Booksellers should also utilize social media to promote their events. Shaffner noted that promoted Facebook posts prove to be most successful for featuring events at Brookline Booksmith. Appell added that booksellers should take advantage of the guest author’s social media platforms as well; Brookline Booksmith now requests that authors holding events at their store promote the event.

Organizing Staff Responsibilities

According to Savage, an important aspect of event planning is delegating tasks to staff members. When she scheduled an interview with Dave Pilkey 30 minutes before the event was supposed to begin, she missed an opportunity to debrief her staff, which led to a back-up in the ticketing area. Moving forward, she not only ensured that her staff knew the schedule for the night, but that she had enough staff members on hand to help as well.

Shaffner also stressed the importance of having enough staff members on hand. She shared with the audience that the first event she ever directed was Chris Colfer’s book tour for The Land of Stories, which included a pre-signing, a raffle, and a costume competition. The night became hectic as Shaffner and Colfer’s publicist realized they needed to hand out 210 raffle tickets to attendees participating in the costume competition.

For future events, Shaffner decided that staff would plan a checklist for all events with more than 150 attendees.

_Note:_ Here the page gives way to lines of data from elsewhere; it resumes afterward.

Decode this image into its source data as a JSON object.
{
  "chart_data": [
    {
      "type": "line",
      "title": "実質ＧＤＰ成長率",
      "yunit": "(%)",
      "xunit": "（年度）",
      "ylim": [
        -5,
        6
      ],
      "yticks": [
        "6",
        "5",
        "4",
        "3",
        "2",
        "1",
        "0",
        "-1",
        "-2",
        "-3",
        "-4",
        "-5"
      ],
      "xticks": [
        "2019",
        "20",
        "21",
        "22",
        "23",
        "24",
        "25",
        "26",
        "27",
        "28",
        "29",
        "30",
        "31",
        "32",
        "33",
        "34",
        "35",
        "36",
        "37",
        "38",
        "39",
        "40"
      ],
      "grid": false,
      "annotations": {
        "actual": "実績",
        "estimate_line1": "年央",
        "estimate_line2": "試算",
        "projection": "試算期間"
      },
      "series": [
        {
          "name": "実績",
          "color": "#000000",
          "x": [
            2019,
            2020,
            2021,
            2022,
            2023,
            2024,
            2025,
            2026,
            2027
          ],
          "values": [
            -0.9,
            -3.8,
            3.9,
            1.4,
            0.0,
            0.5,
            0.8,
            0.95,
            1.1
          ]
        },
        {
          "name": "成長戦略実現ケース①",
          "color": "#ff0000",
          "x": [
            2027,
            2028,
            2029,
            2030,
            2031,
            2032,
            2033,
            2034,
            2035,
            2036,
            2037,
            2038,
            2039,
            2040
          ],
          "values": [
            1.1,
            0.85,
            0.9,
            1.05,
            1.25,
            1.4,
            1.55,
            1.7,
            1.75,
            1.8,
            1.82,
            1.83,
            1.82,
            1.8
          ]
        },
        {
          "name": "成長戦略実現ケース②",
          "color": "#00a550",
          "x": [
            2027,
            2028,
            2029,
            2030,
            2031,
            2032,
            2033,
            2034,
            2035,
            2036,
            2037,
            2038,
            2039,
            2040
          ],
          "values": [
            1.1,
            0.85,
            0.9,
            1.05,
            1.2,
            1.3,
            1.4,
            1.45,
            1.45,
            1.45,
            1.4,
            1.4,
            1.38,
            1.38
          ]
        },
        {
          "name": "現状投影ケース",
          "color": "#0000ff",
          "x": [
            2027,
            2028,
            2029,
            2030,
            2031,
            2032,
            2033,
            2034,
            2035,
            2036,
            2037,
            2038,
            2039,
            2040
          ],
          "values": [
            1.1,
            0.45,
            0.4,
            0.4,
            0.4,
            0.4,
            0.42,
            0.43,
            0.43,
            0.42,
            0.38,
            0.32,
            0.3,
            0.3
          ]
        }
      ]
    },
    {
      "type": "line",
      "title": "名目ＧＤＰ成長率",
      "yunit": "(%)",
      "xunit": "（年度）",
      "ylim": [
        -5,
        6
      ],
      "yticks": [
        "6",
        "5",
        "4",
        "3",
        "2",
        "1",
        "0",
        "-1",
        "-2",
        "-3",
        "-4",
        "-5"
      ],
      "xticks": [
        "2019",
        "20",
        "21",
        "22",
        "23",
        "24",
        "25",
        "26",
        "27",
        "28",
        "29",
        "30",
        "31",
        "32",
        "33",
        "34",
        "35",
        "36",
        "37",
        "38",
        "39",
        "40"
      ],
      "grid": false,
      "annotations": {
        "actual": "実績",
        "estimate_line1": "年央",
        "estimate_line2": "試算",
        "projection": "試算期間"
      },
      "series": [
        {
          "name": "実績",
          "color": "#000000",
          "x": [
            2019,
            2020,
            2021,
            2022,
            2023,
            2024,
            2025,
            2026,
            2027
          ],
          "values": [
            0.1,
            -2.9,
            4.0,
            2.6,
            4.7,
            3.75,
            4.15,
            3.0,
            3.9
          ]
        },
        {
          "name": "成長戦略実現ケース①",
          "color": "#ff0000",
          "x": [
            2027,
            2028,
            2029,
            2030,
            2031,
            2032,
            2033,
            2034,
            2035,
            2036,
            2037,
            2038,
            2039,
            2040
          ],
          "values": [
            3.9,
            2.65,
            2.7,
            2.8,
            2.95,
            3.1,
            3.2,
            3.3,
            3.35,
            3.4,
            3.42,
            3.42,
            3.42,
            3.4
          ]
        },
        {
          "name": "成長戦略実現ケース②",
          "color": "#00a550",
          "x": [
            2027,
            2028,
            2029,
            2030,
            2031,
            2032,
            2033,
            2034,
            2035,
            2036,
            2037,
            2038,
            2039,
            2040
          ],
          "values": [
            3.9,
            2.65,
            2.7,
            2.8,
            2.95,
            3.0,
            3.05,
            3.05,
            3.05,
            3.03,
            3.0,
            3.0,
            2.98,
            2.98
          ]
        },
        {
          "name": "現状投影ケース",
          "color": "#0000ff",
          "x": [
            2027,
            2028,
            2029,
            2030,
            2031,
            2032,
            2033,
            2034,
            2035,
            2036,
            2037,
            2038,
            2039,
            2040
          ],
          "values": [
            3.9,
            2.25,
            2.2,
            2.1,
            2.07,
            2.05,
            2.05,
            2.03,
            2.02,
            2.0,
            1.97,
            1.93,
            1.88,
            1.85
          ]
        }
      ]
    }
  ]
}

Each staff member working the event is debriefed about who is assigned to what task, when breaks are allowed, when the guests will arrive, etc.

When the Red Balloon Bookshop hosted John Green on his tour for Turtles All the Way Down, the store had 20 volunteers help with the pre-signing portion of the night, which kept the event on schedule, said Whited.

Communication Is Key

The panelists also urged booksellers to remember that communication is critical when planning large-scale events. Appell shared that hosting John Green on his tour for Turtles All the Way Down was a particularly successful event, as his team clearly communicated their expectations with Parnassus Books.

Communication also played a key role in the successful execution of Children’s Book World’s event with Youtuber DanTDM. Hebert said that the event was unconventional when compared with what the store had experienced hosting in the past, but because of that, DanTDM’s team was extra communicative, which, in turn, allowed Hebert to communicate with attendees.

“We sent e-mails to every single person telling them exactly how [the event] was going to run, where they could eat, where they could park, how long it would be, when our back room would close, and when bathrooms wouldn’t be accessible. We put it all out there,” said Hebert.